In the end, the slower pacing was all that stopped me making that jump from enjoying this book to loving it. I really wanted more action, but this series’ is focussed on the romance first, then the characters, and the action last of all. I went into it with the wrong expectations, but if it’s a paranormal romance you’re after, this book will tick all of your boxes.

Emma Maree Reviews “If I Stay”

This felt like a very fresh book to read, for a lot of reasons. It’s filled with references to classical music and classic rock. It uses flashbacks to tell a lot of the story without slowing down. Most importantly to me, the main character Mia didn’t speak like a teenager. The 17-year-old cellist thought like an adult, acted like an adult, fell in love like an adult. It all made her so much easier to relate too, while the difficult situations she had to deal with in her life kept the focus on how young she still was.

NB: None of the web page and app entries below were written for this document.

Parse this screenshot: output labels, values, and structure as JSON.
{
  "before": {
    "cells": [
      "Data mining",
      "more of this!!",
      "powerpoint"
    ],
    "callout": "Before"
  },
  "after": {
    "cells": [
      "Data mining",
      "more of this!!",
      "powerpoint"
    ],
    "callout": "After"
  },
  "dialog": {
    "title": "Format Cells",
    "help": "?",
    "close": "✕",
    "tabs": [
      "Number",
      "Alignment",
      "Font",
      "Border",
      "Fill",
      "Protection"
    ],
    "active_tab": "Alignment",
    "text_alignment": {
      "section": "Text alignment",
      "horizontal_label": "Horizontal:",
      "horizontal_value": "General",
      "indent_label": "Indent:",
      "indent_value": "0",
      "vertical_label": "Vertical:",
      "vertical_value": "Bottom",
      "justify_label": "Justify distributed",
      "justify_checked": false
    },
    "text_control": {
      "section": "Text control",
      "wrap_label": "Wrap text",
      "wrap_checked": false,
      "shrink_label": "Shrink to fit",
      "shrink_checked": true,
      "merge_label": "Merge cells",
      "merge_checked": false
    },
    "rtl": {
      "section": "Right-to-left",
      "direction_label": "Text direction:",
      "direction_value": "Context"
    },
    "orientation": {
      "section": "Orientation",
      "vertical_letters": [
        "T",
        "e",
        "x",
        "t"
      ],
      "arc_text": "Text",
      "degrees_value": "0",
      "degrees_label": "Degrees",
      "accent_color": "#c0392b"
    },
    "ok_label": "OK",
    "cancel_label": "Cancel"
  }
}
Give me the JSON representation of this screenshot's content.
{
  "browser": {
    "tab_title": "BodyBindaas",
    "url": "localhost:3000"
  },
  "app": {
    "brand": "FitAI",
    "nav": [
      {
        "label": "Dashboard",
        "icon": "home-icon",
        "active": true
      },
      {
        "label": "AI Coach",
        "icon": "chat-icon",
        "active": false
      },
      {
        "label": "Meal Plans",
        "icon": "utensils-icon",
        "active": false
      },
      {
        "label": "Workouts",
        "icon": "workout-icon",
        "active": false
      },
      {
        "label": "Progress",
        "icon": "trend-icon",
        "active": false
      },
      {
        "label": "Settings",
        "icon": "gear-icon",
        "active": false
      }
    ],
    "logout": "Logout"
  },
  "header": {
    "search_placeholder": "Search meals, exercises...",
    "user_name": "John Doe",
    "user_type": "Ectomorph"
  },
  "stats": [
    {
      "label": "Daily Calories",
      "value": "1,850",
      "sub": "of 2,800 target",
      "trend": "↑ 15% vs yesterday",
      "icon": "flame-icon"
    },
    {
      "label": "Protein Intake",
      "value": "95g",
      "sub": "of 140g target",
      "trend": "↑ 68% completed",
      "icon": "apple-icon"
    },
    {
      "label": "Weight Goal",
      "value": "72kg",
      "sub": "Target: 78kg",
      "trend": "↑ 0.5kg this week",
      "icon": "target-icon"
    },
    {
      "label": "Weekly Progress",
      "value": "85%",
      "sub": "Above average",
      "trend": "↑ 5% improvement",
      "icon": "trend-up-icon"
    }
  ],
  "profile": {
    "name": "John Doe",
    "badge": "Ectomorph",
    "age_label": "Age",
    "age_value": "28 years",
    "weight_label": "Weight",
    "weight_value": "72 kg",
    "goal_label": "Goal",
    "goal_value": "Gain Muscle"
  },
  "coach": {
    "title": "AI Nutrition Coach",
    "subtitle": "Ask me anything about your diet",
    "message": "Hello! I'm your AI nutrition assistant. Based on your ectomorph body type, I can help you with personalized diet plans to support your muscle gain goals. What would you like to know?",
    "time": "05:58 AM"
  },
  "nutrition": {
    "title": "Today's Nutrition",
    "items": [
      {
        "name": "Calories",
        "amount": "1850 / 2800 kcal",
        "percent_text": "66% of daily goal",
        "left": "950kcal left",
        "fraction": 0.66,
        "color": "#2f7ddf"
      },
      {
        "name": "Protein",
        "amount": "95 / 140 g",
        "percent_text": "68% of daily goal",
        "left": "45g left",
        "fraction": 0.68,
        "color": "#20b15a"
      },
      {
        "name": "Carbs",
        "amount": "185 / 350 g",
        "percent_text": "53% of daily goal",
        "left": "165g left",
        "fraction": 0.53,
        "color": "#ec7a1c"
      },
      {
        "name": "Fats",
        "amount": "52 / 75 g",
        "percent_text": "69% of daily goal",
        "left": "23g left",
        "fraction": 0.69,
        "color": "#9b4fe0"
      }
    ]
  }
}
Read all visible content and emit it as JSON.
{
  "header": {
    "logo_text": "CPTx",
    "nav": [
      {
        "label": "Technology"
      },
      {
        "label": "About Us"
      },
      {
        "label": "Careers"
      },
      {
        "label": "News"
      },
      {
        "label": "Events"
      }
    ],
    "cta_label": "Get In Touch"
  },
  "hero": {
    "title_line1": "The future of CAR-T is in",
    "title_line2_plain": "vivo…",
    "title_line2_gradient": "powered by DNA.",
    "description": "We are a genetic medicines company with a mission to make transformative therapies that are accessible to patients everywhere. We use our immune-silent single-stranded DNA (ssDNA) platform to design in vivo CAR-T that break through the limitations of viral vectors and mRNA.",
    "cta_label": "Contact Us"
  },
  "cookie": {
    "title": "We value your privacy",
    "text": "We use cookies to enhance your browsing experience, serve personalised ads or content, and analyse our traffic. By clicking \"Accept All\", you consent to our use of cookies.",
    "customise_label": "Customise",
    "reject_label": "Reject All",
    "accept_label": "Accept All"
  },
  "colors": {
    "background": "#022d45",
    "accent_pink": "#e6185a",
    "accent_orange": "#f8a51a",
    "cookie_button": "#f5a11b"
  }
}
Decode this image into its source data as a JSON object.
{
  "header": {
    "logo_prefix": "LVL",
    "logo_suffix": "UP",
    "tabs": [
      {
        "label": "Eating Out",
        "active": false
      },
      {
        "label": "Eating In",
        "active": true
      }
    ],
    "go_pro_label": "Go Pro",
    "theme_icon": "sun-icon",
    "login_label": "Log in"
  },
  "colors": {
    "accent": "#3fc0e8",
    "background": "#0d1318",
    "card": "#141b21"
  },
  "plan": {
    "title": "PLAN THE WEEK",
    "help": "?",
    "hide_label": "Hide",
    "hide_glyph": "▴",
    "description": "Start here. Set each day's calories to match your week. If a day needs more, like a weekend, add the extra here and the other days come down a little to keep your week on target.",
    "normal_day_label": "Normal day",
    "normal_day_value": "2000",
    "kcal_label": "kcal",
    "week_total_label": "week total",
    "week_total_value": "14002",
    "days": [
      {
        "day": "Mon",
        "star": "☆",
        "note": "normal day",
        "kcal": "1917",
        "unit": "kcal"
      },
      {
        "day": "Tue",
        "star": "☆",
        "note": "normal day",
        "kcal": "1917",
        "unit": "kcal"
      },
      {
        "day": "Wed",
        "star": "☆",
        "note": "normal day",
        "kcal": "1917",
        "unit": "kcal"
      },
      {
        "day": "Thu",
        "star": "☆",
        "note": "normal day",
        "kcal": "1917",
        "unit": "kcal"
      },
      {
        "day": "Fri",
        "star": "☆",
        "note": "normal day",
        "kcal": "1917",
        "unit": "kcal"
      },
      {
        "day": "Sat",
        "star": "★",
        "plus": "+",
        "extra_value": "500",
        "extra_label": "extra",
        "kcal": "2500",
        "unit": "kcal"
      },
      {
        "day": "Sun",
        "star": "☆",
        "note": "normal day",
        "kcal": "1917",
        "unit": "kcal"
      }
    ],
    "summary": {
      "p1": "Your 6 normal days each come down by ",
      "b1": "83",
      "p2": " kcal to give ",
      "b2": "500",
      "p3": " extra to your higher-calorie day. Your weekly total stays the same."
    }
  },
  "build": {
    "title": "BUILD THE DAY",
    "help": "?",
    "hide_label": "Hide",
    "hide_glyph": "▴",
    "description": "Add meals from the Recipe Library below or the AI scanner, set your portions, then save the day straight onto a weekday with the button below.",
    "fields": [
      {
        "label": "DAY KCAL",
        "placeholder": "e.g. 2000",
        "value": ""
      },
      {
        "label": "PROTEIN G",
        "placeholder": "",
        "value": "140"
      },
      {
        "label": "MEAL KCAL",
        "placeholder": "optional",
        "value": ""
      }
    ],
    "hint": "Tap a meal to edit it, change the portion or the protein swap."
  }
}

When her entire family die in a car crash Mia is left with a choice: stay and be with her the boy she loves but with her parents and little brother dead; or leave, avoiding the pain and taking the chance to be with her family.

The story is broken up into sections of time, with flashbacks in-between telling the story of Mia’s life before the crash. The hospital scenes are told expertly, and the both past and present contain a huge amount of memorable characters –  Mia’s boyfriend, an up-and-coming guitarist trying to balance his relationship and his tour schedule, her punk rock parents, her drummer little brother, her grandparents, and a long line of relatives and friends.

While at first she’s quite detached from events, Mia goes through all kinds of emotions after the crash – her grief, her anger, her self-doubt and her loves all form vital parts of the story. The decision of whether or not she should stay is never clear-cut, because you can tell how much she loves her boyfriend and her grandparents, and how much she loves her parents and little brother.

Sometimes gruesome, sometimes funny, and always honest – Gayle Foreman’s “If I Stay” is a novel that will stick in your mind long after you’ve finished it.